日本の社会では、20歳になると酒やタバコが解禁になり、選挙権を得、国民年金制度に加入する義務が生じる。20代になってからのこうした変化を、今の10代はどう受け止めているのだろうか。中村さんは「昔と違って今の10代は酒やタバコにそんなに興味を持っていない」と話す。昔と比べ、酒やタバコが一般的なものというイメージが定着したことに加え、10代のうちからもやろうと思えばできるからだろう。「選挙権については、特に男子は『今後どう生きていくか』といったことに絡め、比較的真面目に考えている様子。また、国民年金については男女共『払わなければいけない』と認識している」と中村さん。年金を払っても自分たちには返ってこない、ということは知りつつも、上の世代に対する責任を感じている10代。上の世代に対して自分たちが損をしている、という感情を持ち合わせつつも、一種の諦めで受け入れている様子が伺える。

博報堂生活総合研究所

■20歳になったら結婚したい…男女共に強い結婚願望

渋谷センター街を歩いていた20人の10代に「20歳(20代)になったらしてみたいこと」を聞いたところ、意外に多かったのが「結婚」という回答で、男女2人ずついた。現在14歳のアイちゃんは、「結婚したいから早く20代になりたい。もう相手もいる」と言う。同じく「結婚」と答えた16歳のユウタくんは「1回はしてみたいから」という理由で、まるで今から離婚することまで考えているようだった。中には「子供を作りたいから」(ユウスケくん・16歳)と答えた10代男子もいた。そのほかには「一人暮らし」「パチンコ」「留学」などといった回答があった中、16歳のトモアキくんの回答は「カリスマ美容師」。やはり、20代=社会人として、働く自分をイメージしているのだろう。ただし、「特になし」と答えた10代も6人と多かった。20代になった自分に対して希望を持てないでいるのだろうか。もしくは、10代と20代の自分に大して差がないと考えているのかもしれない。

「20歳に早くなりたいか、なりたくないか」について聞くと、「早くなりたい」と答えた10代は20人中8人、「なりたくない」が12人だった。「早くなりたい」と答えた子の理由は「結婚したいから」(アイちゃん・16歳、レイちゃん・19歳)、「大人な感じがするから」(アイちゃん・19歳)、「今より何かできそうな気がするから」(ダイスケくん・16歳)など。一方、「20歳になりたくない」と答えた子のうち、女子の理由は「20代になったら現実見なきゃいけないから、ずっと10代でいたい」(チヒロちゃん・13歳)、「若い方がいい」(チカちゃん・18歳)、「歳を取りたくない」(ユミちゃん・17歳)といった加齢に対する否定的な考えが多く、男子の場合は「国民年金を払いたくない」(ユウタくん・16歳)、「20代は忙しそう。働きたくない」(ユウスケくん・16歳)など、社会人になることへの不安が目立った。男子は8人中過半数以上の5人が「早く20代になりたい」と答えているのに対し、女子は12人中3人で、男子の方が早く20代になりたいと思う傾向にあると言える。
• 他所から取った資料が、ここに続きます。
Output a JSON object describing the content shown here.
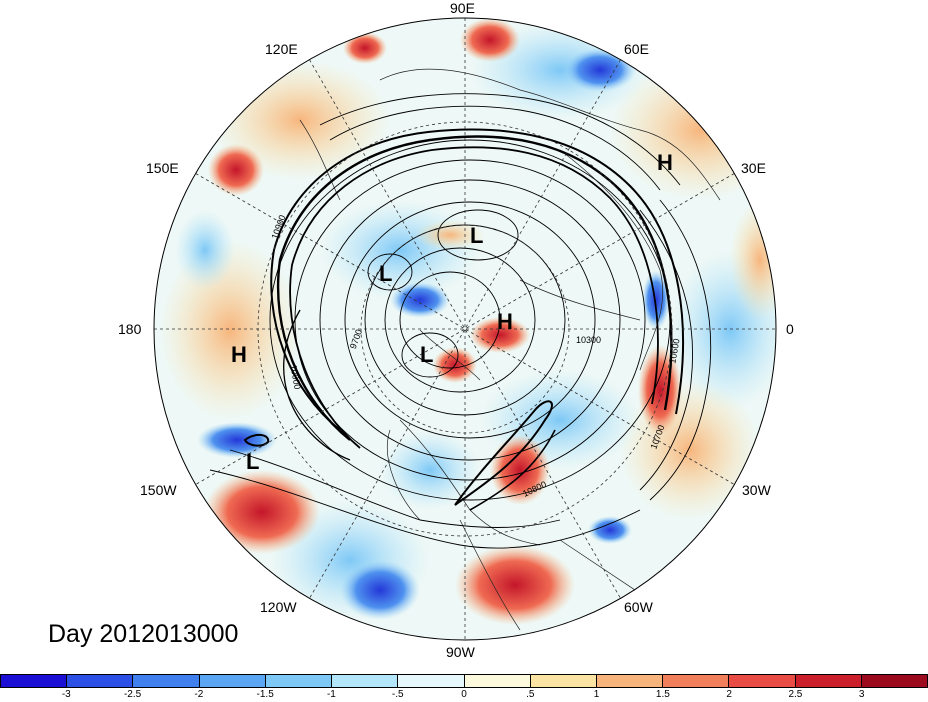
{
  "title": "Day 2012013000",
  "longitude_labels": [
    "90E",
    "60E",
    "30E",
    "0",
    "30W",
    "60W",
    "90W",
    "120W",
    "150W",
    "180",
    "150E",
    "120E"
  ],
  "pressure_systems": [
    "H",
    "L",
    "L",
    "H",
    "L",
    "H",
    "L"
  ],
  "contour_labels": [
    "10900",
    "9700",
    "10000",
    "10300",
    "10600",
    "10700",
    "10800"
  ],
  "colorbar": {
    "ticks": [
      "-3",
      "-2.5",
      "-2",
      "-1.5",
      "-1",
      "-.5",
      "0",
      ".5",
      "1",
      "1.5",
      "2",
      "2.5",
      "3"
    ],
    "colors": [
      "#1b0fd6",
      "#2c4fe6",
      "#3f7fee",
      "#5aa6f2",
      "#7ec8f6",
      "#b4e6fb",
      "#e6f8fc",
      "#fdf9dc",
      "#fbe3a4",
      "#f7b57d",
      "#f27f5b",
      "#e84c45",
      "#cc1f2c",
      "#9c0a1d"
    ]
  }
}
国民年金の義務や選挙権などについては、女子の場合「よくわかんないけど、気にしてない」(マリコちゃん・18歳)、「面倒臭い」(アイちゃん・19歳)、「考えたことない」(ユミちゃん・17歳)という回答が多かった。反面、男子の中には「税金とか年金とか払うのは嫌だけど、選挙は行きたい。楽しそうだから」(リョウくん・16歳)という子もいた。16歳のタクヤくんは「酒やタバコは今でもやろうと思えばできるし、高校生活に比べて20代の環境は彼女作るのとかキビシそうだから、20歳にはなりたくない。でも、選挙は行ってみたいと思う」と言う。

20歳に早くなりたいという子よりも、なりたくないという子の方が圧倒的に多く、特に女子の場合は「10代の今が楽しい」という思いが強いようだ。背景には、20歳になったら10代の時のような馬鹿はできない、という自覚を持っているからなのだろうか。しかし10代男子の場合は「早く一人前に見られたい」という思いから、10代のうちに20代になることを具体的にイメージしている。いずれにしても、20歳になったら今とは違って現実的にならなければいけない、という認識が強いために、限られた10代の時期を謳歌している様子が伺える。